Market expectations are growing for a cut to benchmark interest rates, which currently stand at a range between 2.25% and 2.50%, and strategists at Bank of America don’t think that the market is going to be disappointed.
In a report dated June 6, Mark Cabana, rates strategist, Joseph Song, U.S. economist, and currency strategist Adarsh Sinha at BAML, said history offers a clear guide on how rate cuts tend to play out in the coming six-month period once the market starts to price in a rate reduction.
Read: MarketWatch’s snapshot of the market
Presently, Wall Street is pricing in a 65 basis point cut by the end of this year, representing two rate reductions of a 25 basis points each by the Jerome Powell’s central bank.
The BAML analysts said that analysis of the past five rating-cutting cycles, 1989-92, 1995-96, 1998, 2001-02 and 2007-08, point to the first rate cut taking place as soon as September.
The attached chart shows a the number of days before the Fed’s first interest-rate cut, in 1995, 1998, 2001, and 2007.
Mounting expectations for a Fed rate reduction, coming only after Powell & Co. delivered the most recent interest-rate increase in December, are supported by a number of factors: combating recessionary signs; boosting stubbornly low inflation, running below the Fed’s 2% target; addressing market anxieties; and, confronting the headwinds produced from the U.S.’s trade conflicts.

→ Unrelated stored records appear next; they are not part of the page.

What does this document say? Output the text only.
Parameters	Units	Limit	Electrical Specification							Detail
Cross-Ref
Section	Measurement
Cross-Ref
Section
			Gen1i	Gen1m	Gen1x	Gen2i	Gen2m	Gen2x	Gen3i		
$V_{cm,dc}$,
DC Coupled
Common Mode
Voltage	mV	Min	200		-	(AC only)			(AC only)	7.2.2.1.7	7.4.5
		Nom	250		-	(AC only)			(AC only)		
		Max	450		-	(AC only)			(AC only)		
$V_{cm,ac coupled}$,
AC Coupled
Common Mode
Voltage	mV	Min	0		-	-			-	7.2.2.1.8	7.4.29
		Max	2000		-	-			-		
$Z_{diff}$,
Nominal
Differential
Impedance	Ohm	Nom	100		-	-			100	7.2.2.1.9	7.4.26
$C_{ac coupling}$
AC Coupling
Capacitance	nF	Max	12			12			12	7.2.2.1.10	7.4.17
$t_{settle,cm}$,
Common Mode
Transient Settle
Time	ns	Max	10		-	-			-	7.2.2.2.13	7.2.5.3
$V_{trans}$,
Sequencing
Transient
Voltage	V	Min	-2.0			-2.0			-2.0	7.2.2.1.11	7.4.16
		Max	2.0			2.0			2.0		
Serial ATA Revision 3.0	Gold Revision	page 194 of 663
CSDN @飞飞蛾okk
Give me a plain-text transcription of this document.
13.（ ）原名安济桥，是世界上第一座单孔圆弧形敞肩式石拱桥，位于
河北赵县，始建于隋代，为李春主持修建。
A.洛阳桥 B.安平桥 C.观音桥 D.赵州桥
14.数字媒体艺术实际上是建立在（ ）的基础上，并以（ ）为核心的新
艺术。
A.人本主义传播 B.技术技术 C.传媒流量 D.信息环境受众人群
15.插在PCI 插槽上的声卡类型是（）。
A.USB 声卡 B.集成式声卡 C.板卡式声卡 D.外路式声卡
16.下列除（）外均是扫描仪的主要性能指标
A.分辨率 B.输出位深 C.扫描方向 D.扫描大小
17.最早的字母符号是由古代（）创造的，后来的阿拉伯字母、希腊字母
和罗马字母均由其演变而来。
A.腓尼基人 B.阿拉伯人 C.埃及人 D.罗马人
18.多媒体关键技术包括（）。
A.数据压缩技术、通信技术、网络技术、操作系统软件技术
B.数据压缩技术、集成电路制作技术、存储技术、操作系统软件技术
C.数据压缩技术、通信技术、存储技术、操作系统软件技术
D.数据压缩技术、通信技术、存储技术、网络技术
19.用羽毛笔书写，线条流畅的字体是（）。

Expectations for a rate increase have juiced a stock-market that has been in a tailspin, driving the Nasdaq Composite Index COMP, +0.53% to its first correction, defined as a decline of at least 10% from a recent peak, since October.
Hope for a rate cut, however, have buoyed stocks in recent trade, with the Dow Jones Industrial Average DJIA, +0.71% on pace for its fourth straight gain and the Nasdaq and S&P 500 index SPX, +0.61% on track for their third advance in a row.
Anticipation for a rate cut are also reflected in the yield on the 10-year Treasury note TMUBMUSD10Y, +0.24% which stands at 2.10%, near a 21-month nadir, as prices for the debt rally. Gold futures GCQ19, -0.37% meanwhile, were surging, hovering near its highest level since Feb. 20. Bond assets tend to rally when expectations for rate increases are growing.
To be sure, betting on a prevailing backdrop of easier monetary policy is risky, particularly when a rate-hike cycle commences. David Rosenberg, chief economist and strategist at Gluskin Sheff, said that its important not to be too eager to buy stocks after the first cut because the Fed tends to hike more than once and the performance of the overall market can depend on whether the economy slips into a recession.
Rosenberg says its better to wait because returns are likely to be richer later. So, patience will be a virtue for investors.